Commercial real estate owners typically finance properties with relatively short-term loans, based on the assumption that they can easily replace the old loans with new, similar loans. In recent years, a big increase in interest rates has pushed up the cost of refinancing.

Apartment building owners in most markets are benefiting from high occupancy rates, but they're facing the same pressure from rising refinancing costs that office building owners are facing.

In a bad recession, apartment building loan values might be 18% higher than the apartment buildings' resale value.

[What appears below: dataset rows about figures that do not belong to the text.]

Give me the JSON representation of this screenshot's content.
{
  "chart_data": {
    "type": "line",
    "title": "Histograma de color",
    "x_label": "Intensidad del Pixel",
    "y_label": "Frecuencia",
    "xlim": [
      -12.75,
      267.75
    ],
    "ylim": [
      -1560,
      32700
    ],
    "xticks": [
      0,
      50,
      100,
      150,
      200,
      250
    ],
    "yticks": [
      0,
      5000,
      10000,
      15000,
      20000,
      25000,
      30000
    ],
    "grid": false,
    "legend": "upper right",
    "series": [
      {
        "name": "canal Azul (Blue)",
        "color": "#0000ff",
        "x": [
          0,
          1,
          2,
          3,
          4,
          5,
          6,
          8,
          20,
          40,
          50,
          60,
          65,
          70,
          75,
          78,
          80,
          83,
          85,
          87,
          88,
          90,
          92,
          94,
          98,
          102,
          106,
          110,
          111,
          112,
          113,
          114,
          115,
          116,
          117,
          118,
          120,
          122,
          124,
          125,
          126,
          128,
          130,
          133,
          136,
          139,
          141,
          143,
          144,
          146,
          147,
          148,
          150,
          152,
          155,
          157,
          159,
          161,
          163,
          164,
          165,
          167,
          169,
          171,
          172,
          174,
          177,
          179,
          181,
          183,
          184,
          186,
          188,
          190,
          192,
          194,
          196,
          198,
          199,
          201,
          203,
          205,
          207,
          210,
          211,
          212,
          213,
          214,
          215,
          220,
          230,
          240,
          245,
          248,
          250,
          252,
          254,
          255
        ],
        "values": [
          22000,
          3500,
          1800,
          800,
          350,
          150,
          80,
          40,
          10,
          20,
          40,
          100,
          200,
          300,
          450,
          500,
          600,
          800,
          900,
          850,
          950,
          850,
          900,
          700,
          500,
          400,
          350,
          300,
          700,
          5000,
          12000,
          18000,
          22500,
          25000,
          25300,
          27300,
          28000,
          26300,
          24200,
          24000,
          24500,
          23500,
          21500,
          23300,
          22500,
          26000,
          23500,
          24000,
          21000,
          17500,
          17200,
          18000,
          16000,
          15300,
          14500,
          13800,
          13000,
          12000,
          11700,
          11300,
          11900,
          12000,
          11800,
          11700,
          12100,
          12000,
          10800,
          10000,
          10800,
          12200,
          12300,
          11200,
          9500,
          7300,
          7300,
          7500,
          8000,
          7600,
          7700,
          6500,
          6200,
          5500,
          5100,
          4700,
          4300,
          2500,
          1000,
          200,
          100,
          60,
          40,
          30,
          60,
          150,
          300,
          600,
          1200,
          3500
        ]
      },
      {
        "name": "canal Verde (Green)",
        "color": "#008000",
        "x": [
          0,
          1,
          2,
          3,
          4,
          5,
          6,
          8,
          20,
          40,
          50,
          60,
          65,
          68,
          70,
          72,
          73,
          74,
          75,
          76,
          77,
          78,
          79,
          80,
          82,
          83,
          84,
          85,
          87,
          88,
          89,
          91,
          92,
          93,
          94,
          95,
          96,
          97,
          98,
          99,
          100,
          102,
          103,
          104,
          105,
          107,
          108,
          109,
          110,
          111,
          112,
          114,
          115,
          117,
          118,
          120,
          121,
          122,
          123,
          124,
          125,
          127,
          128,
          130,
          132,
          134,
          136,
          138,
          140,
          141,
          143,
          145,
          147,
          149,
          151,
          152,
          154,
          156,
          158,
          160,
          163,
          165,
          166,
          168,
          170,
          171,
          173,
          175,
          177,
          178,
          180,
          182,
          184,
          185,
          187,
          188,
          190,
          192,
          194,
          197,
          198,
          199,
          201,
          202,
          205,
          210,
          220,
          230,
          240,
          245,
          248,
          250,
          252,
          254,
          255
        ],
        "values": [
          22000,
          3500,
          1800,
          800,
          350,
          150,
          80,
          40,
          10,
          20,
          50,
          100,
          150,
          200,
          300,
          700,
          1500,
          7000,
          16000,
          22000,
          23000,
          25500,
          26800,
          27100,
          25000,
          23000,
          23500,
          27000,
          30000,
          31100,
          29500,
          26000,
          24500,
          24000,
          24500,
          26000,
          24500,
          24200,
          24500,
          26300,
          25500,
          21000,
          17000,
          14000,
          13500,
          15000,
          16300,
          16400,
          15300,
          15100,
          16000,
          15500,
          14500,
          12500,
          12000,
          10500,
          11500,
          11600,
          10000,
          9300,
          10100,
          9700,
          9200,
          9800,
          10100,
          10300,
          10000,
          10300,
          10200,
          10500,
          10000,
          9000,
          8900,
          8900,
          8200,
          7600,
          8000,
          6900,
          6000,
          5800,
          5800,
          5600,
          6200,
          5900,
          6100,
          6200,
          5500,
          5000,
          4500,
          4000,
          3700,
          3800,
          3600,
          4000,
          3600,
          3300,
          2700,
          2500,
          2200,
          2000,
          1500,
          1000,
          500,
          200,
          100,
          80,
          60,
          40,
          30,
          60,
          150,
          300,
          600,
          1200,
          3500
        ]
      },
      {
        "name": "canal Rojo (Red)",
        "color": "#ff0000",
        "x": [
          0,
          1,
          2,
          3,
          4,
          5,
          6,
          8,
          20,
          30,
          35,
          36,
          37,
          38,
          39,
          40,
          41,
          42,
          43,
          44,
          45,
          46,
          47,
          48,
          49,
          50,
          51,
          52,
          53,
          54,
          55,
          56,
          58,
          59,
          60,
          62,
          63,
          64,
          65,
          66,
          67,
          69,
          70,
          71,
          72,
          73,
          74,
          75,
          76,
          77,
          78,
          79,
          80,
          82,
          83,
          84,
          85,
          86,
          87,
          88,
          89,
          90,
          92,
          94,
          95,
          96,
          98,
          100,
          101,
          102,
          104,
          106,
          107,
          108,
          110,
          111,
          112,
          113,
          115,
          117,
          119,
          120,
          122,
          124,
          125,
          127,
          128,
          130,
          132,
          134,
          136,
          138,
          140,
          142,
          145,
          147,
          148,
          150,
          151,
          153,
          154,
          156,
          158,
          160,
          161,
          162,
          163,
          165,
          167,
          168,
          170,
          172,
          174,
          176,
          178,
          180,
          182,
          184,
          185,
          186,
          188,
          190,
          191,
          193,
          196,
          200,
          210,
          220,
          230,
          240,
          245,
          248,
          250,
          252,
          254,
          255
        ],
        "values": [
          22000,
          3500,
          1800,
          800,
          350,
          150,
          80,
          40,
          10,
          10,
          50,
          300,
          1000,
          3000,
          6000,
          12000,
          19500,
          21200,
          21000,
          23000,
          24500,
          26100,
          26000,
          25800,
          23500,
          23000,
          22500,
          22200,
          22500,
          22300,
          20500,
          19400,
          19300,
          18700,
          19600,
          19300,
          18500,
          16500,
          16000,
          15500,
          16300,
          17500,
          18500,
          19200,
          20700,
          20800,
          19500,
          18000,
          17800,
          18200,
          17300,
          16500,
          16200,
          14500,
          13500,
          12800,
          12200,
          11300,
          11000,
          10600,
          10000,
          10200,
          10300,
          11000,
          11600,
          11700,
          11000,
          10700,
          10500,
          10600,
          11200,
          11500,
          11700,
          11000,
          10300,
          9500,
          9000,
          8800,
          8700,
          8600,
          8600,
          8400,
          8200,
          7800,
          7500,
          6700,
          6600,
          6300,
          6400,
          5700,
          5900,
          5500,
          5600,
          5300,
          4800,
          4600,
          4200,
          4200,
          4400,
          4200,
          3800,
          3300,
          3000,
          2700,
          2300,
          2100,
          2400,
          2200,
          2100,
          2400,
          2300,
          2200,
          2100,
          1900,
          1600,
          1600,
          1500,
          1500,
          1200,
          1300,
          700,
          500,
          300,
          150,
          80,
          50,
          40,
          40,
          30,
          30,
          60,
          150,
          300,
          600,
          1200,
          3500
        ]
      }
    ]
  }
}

In the office market, loan values might be just 16% more than the building resale values, according to Moody's calculations.

Other views: Arbor Realty Trust analysts see the high number of households as a force supporting strong residential real estate prices.

Ralph Rosenberg of KKR Insights suggests that multifamily housing is facing cyclical problems, rather than the kind of long-lasting, work-from-home-driven challenges facing the office market.

In the multifamily market, "the influx of new supply is likely to taper off after 2025, at which point we are optimistic about rent growth given the structural shortage of housing," he says.